A close view of the watering-hole attacker OceanLotus threat actor group

• The group primarily targets the organizations in the eastern part of Asia.
• The threat actor group leverages either spear phishing or watering hole attack, combined with various means of social engineering to launch a majority of its attacks.

The prolific OceanLotus threat actor group, also known as APT32 has been active since at least 2012. The group primarily targets the organizations in the eastern part of Asia, while continuing to update their backdoors, infrastructure, and infection vectors.

Main targets

The group which is believed to be from Vietnam target multiple private sector industries as well as foreign governments, dissidents and journalists. Initially, the group was observed performing an organized, well planned, targeted, long-term and persistence campaign against prominent organizations of the Chinese government, research institutes, maritime agencies, marine construction and shipping companies etc.

Attack modes

The threat actor group leverages either spear phishing or watering hole attack, combined with various means of social engineering to launch a majority of its attacks. FireEye observed that APT32 leverages a unique suite of fully featured malware and commercially-available tools to conduct targeted operations that are aligned with Vietnamese state interests.

Although OceanLotus continue to launch the attacks using old techniques, it has been observed that the threat actor group also includes some specific malware families as a part of its infection process. This mainly includes backdoor malware such as WINDSHIELD, Phoreal, SOUNDBITE, and KOMPROGO. In one of its recent attack in 2019, the APT32 was observed using a new custom ‘KerrDown’ malware to download a variant of Cobalt Strike Beacon to target Vietnamese citizens.

Examples

Some of the key highlights of the attack campaigns by OceanLotus group are as follows:

• At least 21 high-profile Southeast Asian websites including those belonging to government agencies and other major media outlets were compromised by the group in a watering hole campaign in September 2018.
• Over 100 websites of individuals and organizations belonging to Government, Military, Human Rights. Civil Society, Media, State Oil Exploration and Media were compromised by the group in 2017 to launch future attacks.
• In 2014, APT32 leveraged a spear-phishing attachment which titled ‘Plans to crackdown on protesters at the Embassy of Vietnam.exe,’ to target Vietnamese diaspora in Southeast Asia.
• In 2017, the group performed an attack campaign named ‘Cobalt Kitty’ to compromise more than 40 PCs and servers including the domain controller, file servers, Web application server and database server in a global corporation based in Asia.

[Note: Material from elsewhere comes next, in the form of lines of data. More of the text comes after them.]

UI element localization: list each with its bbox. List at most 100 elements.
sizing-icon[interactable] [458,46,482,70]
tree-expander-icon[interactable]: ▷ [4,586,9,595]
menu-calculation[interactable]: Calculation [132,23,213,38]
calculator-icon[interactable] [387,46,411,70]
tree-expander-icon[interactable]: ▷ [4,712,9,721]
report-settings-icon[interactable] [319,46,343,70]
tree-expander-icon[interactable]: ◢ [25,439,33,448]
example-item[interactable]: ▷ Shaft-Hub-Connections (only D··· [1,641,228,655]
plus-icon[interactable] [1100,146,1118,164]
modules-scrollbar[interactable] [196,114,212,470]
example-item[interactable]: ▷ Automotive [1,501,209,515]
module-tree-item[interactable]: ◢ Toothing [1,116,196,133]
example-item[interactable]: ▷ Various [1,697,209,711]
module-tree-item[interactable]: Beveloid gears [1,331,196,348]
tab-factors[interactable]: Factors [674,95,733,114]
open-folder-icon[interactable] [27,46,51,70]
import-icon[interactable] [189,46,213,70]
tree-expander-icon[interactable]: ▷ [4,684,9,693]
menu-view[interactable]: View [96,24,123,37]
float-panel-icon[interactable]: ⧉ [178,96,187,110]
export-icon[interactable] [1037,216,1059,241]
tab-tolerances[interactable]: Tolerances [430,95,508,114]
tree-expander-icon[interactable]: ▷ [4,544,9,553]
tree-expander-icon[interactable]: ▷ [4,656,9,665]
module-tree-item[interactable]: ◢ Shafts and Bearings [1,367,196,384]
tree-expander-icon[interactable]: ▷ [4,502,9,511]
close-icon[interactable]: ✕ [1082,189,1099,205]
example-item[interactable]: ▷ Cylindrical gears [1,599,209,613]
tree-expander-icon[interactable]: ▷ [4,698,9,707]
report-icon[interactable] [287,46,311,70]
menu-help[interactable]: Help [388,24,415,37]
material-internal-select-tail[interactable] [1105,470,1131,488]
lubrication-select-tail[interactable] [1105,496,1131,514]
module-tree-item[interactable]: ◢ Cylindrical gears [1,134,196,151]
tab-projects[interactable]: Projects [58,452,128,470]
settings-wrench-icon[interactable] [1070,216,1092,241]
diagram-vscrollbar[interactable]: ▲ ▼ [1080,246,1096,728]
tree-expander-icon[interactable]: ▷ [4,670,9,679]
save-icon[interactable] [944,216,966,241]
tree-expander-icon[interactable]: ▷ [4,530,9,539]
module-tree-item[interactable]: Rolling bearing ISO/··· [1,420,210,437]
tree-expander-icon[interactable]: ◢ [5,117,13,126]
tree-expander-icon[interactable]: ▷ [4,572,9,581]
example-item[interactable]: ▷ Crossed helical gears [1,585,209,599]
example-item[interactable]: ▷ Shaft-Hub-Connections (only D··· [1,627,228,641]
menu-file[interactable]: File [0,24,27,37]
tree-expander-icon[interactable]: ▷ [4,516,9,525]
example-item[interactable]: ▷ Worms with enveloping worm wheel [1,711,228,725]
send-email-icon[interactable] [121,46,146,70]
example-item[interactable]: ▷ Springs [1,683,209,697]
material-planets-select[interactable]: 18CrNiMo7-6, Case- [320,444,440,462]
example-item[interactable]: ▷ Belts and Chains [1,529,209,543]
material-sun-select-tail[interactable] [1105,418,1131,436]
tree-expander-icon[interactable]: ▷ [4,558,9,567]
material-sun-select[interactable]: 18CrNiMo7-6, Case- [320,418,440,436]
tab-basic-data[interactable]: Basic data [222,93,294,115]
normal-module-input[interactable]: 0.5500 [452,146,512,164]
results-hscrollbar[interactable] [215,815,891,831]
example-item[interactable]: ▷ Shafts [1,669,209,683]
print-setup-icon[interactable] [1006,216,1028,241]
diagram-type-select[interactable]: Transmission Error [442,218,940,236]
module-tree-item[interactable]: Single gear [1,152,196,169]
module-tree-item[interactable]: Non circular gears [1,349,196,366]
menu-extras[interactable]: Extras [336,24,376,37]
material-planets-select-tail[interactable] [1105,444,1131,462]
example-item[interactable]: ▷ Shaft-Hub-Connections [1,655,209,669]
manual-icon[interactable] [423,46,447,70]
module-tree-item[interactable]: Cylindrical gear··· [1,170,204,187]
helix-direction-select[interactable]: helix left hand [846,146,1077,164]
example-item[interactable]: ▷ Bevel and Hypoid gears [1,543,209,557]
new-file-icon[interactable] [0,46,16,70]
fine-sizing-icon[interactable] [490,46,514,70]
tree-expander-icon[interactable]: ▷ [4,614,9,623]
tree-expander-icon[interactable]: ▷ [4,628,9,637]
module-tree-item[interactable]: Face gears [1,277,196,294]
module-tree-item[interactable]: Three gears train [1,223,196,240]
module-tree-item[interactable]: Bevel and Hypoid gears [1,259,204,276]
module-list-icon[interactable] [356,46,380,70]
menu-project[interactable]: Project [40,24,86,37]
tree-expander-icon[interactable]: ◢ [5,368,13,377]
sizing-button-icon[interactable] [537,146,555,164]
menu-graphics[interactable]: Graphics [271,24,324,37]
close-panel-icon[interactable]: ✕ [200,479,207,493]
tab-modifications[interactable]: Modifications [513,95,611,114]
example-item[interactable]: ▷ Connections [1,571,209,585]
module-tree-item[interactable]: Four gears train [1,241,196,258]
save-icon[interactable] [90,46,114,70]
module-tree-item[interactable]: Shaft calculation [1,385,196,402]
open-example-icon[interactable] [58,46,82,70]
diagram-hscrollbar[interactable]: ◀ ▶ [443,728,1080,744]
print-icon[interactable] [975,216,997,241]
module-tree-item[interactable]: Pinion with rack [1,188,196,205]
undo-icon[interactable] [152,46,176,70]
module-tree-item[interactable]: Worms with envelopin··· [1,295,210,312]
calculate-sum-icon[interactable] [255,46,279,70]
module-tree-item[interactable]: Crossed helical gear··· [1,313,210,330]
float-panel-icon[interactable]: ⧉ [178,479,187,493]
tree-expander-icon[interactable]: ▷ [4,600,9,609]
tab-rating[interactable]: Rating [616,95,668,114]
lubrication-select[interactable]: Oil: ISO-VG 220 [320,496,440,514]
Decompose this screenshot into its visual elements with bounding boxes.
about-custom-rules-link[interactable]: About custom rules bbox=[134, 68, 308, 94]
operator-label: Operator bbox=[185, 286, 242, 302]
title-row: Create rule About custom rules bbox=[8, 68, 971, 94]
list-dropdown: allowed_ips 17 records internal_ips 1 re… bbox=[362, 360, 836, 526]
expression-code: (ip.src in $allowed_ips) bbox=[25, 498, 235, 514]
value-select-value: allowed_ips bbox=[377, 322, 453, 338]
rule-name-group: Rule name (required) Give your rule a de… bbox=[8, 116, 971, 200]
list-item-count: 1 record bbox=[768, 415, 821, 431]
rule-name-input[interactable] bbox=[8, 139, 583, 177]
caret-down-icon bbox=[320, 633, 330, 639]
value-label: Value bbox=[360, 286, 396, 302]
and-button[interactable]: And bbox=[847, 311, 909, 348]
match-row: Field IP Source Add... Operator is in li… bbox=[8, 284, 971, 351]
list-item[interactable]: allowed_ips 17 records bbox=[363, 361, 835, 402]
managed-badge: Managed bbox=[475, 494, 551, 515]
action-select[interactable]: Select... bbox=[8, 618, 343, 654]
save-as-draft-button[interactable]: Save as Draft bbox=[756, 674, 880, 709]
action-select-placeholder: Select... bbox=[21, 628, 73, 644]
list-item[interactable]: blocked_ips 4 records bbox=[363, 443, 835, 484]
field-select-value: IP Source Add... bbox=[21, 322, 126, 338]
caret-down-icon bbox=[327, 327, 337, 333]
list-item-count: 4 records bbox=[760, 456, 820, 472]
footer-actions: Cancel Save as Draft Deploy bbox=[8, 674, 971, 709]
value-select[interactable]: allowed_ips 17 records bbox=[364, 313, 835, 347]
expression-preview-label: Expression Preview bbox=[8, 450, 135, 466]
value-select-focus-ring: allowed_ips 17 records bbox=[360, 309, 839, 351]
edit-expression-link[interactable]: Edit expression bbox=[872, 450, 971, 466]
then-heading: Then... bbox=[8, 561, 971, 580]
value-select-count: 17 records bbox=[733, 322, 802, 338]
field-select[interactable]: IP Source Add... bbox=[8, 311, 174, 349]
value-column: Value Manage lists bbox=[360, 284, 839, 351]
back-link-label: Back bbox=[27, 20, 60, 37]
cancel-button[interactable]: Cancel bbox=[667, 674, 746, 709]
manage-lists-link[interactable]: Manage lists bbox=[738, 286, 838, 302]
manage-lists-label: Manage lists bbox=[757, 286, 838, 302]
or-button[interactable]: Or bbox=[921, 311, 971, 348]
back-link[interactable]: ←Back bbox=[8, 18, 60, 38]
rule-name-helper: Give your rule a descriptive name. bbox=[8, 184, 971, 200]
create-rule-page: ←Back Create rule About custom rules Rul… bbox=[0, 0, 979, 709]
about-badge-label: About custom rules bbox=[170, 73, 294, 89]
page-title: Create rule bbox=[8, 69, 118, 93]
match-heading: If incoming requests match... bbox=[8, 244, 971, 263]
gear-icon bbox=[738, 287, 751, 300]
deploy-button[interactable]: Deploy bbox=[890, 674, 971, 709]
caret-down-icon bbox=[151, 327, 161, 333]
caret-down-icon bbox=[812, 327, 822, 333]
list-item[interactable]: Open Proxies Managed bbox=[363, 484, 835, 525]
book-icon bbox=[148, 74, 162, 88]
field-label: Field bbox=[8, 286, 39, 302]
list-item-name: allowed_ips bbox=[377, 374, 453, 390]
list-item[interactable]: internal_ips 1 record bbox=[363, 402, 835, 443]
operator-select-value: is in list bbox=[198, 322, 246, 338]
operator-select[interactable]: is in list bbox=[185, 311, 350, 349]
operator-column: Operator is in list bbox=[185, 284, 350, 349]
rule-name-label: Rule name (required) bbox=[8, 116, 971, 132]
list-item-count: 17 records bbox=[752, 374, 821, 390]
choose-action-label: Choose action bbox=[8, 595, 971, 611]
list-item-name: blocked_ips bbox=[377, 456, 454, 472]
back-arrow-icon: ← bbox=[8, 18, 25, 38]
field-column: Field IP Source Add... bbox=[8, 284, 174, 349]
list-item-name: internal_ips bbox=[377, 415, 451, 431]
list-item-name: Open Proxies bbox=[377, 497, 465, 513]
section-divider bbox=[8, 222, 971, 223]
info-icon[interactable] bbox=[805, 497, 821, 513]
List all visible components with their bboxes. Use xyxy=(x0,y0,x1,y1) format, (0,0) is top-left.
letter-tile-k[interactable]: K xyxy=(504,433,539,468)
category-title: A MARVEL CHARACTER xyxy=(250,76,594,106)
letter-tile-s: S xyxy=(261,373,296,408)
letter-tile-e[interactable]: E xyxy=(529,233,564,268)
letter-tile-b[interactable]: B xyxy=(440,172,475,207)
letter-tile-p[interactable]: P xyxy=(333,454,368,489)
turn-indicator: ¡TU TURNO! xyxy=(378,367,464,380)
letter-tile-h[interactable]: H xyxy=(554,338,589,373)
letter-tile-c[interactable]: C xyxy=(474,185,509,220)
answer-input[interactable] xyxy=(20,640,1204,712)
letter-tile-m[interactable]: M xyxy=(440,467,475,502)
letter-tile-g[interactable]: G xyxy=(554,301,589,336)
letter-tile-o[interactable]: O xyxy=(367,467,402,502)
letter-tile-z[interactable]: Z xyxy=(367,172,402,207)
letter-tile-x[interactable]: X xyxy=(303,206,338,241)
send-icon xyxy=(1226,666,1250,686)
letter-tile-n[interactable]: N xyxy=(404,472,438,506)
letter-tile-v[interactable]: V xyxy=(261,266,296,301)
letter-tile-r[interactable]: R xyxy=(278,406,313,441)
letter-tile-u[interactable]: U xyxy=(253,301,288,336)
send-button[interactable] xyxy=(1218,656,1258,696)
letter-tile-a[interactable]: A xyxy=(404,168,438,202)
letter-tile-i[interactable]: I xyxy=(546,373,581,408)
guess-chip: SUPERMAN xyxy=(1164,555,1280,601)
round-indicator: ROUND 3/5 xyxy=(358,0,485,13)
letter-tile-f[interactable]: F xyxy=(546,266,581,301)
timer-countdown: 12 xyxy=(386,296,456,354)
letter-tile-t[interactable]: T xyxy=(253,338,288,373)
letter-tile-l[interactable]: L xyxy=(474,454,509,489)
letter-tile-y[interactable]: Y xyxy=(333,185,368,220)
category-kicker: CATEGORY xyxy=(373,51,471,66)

Cybersecurity firm Volexity observed that OceanLotus compromised sites in one of two ways. The first one involves the direct user account access to the website’s content management system (CMS) and the second one involves exploitation of outdated plugins or CMS components.

“It is currently unknown how the intruders gain working credentials to the victim websites. Based on the TTPs leveraged by OceanLotus, it is possible that credentials could have been socially engineered (phished) from the victims or that the system administrators have been backdoored and a keylogger has assisted in capturing the login credentials,” said the researchers at Volexity.

The FireEye team which has also been closely observing the threat actor, believes that the motivation of APT32 varies depending on the type of organizations it targets. However, it is expected that the group will continue to target government, journalists worldwide and members of the Vietnam diaspora.